Ini menuntut adanya keterlibatan warga negara (rakyat) dalam pengambilan keputusan politik, baik langsung maupun tidak langsung sebagaimana tatanan demokrasi yang diterima dan dipakai oleh hampir seluruh negara di dunia.
Dalam praktiknya, demokrasi akan menjadi kuat jika ditopang oleh penegakan hukum yang adil dan beradab, mengingat pelaksanaan kedaulatan rakyat ( demokrasi) itu disalurkan dan diselenggarakan menurut prosedur konstitusional yang ditetapkan dalam hukum dan konstitusi. Berarti ada aturan main yang perlu dipatuhi bersama.
Itulah sebabnya adanya lembaga peradilan dan kekuasaan kehakiman yang independen sebagai alat penegakan hukum, menjadi ciri dalam tatanan demokrasi. Malah, disebutkan adanya pers (media massa) yang bebas untuk menyampaikan informasi dan mengontrol perilaku dan kebijakan pemerintah.
Tak berlebihan sekiranya pers disebut sebagai pilar keempat demokrasi.
Yang hendak saya sampaikan adalah penegakan hukum yang adil, jujur dan beradab diperlukan guna mengawal pelaksanaan demokrasi sehingga kedaulatan tertinggi benar- benar berada di tangan rakyat. Bukan di pusaran tangan penguasa, tidak disetir sekelompok elite dan petualang politik.
Karenanya, hukum harus dijauhkan dari kepentingan politik penguasa. Hukum tidak menjadi alat kepentingan politik siapa pun dia. Hukum tidak mencampuri urusan politik, tidak pula ikut mengintervensi proses politik.
Sebagai negara hukum (Rechtsstaat), bukan Negara Kekuasaan (Machtstaat), politik harus tunduk kepada hukum, tetapi politik juga tidak boleh mengintervensi hukum. Juga hukum tidak menjadi alat politik.

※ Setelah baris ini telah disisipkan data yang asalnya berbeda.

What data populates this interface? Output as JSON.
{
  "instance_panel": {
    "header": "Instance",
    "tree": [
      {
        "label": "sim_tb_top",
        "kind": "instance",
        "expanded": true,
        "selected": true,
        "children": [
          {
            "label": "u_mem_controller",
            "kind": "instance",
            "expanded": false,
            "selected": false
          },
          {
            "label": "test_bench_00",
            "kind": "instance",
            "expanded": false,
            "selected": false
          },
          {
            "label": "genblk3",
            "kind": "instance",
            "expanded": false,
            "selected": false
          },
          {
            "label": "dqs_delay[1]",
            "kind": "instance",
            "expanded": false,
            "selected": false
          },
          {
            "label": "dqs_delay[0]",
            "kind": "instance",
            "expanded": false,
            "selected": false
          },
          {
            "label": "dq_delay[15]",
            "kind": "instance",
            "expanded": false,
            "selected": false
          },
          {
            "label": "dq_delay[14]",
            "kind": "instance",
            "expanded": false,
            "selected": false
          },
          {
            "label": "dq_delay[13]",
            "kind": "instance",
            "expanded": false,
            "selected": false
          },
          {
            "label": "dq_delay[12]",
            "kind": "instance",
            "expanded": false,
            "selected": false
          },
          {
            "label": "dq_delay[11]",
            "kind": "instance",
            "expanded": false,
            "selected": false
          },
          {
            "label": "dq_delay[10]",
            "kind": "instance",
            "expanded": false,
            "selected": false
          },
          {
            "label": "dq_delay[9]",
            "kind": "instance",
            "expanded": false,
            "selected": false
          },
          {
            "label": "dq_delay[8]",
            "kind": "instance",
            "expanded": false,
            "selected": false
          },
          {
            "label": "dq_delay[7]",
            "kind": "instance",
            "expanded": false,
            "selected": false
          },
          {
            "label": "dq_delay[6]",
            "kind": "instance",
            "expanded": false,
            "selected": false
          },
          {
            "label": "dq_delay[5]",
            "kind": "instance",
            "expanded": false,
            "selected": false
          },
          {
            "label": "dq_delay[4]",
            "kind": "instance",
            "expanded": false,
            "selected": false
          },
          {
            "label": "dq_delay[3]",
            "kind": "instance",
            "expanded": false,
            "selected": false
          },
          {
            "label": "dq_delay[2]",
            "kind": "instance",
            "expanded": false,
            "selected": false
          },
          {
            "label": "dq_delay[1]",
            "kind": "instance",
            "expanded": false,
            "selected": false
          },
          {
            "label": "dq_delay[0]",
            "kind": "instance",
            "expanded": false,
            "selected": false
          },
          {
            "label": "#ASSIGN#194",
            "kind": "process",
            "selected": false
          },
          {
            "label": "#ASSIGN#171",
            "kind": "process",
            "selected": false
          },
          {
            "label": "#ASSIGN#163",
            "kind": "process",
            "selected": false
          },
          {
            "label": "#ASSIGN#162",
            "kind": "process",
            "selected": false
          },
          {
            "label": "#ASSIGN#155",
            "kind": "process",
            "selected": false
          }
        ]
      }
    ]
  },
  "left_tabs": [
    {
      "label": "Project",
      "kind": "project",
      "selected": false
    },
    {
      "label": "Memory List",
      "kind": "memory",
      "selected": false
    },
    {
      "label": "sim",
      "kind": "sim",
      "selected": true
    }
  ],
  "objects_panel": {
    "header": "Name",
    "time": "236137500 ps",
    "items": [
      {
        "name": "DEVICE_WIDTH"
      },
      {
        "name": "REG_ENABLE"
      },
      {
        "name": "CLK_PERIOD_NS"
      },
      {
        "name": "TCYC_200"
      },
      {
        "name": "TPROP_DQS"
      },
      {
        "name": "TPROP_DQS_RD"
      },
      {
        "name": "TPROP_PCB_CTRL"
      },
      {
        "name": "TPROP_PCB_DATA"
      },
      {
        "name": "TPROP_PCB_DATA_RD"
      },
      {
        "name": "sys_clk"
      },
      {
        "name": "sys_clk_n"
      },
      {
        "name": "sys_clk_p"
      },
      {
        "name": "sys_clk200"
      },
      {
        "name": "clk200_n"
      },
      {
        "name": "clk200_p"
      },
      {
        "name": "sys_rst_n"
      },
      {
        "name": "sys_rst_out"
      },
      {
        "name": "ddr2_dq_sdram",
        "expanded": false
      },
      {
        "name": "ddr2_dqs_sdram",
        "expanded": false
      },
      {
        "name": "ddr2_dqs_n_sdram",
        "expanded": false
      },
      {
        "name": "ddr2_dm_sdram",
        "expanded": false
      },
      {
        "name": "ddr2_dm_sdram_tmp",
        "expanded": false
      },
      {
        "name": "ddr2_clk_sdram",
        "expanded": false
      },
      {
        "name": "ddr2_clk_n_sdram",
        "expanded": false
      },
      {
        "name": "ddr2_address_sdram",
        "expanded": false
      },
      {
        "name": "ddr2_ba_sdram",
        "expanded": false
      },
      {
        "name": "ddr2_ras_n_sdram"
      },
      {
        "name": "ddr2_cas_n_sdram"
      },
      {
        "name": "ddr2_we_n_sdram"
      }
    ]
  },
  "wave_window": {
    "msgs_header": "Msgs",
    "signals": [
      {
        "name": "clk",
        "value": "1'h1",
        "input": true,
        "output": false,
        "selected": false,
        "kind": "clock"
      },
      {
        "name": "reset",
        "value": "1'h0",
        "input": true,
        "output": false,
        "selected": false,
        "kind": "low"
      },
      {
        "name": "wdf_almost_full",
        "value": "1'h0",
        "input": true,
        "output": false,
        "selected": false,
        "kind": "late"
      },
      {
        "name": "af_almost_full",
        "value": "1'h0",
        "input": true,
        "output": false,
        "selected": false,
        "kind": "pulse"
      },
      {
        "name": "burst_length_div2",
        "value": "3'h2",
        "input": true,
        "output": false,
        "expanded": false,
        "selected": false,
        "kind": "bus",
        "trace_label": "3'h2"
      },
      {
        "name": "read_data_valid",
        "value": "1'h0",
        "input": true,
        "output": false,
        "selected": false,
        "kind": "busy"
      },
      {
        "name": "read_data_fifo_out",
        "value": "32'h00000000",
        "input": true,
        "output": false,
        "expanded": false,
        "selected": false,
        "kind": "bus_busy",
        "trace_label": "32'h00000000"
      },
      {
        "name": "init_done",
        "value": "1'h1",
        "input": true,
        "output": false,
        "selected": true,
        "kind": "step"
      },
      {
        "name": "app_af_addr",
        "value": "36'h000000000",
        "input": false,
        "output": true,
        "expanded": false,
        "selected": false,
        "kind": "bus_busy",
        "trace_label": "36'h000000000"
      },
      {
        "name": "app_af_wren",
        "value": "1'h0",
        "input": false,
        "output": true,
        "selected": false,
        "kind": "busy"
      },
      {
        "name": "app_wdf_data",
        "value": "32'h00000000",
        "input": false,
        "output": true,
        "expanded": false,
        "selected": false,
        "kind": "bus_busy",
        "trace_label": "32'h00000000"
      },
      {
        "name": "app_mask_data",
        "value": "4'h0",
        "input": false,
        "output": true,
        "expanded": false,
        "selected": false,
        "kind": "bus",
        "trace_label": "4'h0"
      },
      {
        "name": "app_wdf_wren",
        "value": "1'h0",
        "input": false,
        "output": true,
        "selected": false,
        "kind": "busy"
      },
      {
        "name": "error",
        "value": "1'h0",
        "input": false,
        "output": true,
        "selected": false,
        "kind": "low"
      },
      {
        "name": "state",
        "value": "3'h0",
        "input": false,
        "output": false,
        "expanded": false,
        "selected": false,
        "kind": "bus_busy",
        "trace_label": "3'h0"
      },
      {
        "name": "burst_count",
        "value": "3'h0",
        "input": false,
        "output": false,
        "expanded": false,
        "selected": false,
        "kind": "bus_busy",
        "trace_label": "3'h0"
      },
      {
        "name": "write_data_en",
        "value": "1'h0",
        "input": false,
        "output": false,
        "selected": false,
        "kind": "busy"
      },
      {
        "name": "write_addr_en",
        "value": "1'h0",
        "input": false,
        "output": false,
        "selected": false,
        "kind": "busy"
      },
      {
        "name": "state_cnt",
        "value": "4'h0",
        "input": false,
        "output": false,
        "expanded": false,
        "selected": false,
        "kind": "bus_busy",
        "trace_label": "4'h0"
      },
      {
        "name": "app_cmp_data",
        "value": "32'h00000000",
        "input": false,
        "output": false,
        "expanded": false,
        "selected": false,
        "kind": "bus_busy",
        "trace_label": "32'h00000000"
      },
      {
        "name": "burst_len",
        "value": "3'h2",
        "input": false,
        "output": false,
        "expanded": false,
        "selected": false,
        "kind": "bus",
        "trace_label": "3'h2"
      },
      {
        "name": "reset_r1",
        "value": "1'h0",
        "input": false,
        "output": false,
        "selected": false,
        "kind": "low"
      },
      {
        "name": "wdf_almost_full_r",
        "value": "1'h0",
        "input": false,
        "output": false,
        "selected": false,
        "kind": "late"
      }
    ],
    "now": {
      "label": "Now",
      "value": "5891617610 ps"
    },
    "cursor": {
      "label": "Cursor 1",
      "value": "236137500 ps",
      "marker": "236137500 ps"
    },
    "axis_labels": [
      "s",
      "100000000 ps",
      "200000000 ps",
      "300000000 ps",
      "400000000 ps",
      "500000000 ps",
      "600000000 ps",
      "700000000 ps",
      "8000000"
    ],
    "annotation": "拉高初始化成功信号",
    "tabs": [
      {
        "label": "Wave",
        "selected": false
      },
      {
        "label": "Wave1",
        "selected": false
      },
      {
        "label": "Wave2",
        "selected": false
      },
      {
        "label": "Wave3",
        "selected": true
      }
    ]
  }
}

Demokrasi (kedaulatan rakyat) itu penting, kedaulatan hukum (nomokrasi ) juga tak kalah pentingnya. Keduanya harus ditegakkan, diselenggarakan secara beriringan sebagai dua sisi mata uang yang sama pentingnya, seperti dikatakan Pak Harmoko dalam kolom “Kopi Pagi” di media ini.
Dalam menegakkan negara hukum hendaklah dikembangkan sesuai prinsip-prinsip demokrasi atau kedaulatan rakyat dan tidak boleh dibuat, ditetapkan,ditafsirkan dan ditegakkan dengan kekuasaan belaka.
Penegakan hukum yang memberi kesan , seolah – olah menjadi alat politik tertentu, lebih – lebih di tahun politik ini akan memudarkan kepercayaan masyarakat terhadap penegakan hukum itu sendiri.
Dampak lebih lanjut dapat menuai kontroversi dan pada gilirannya menimbulkan kegaduhan politik, apalagi penegakan hukum terhadap elite politik yang saat ini menjadi kandidat calon pemimpin bangsa ke depan. Tokoh yang sudah dideklarasikan oleh partainya sebagai bakal capres – cawapres.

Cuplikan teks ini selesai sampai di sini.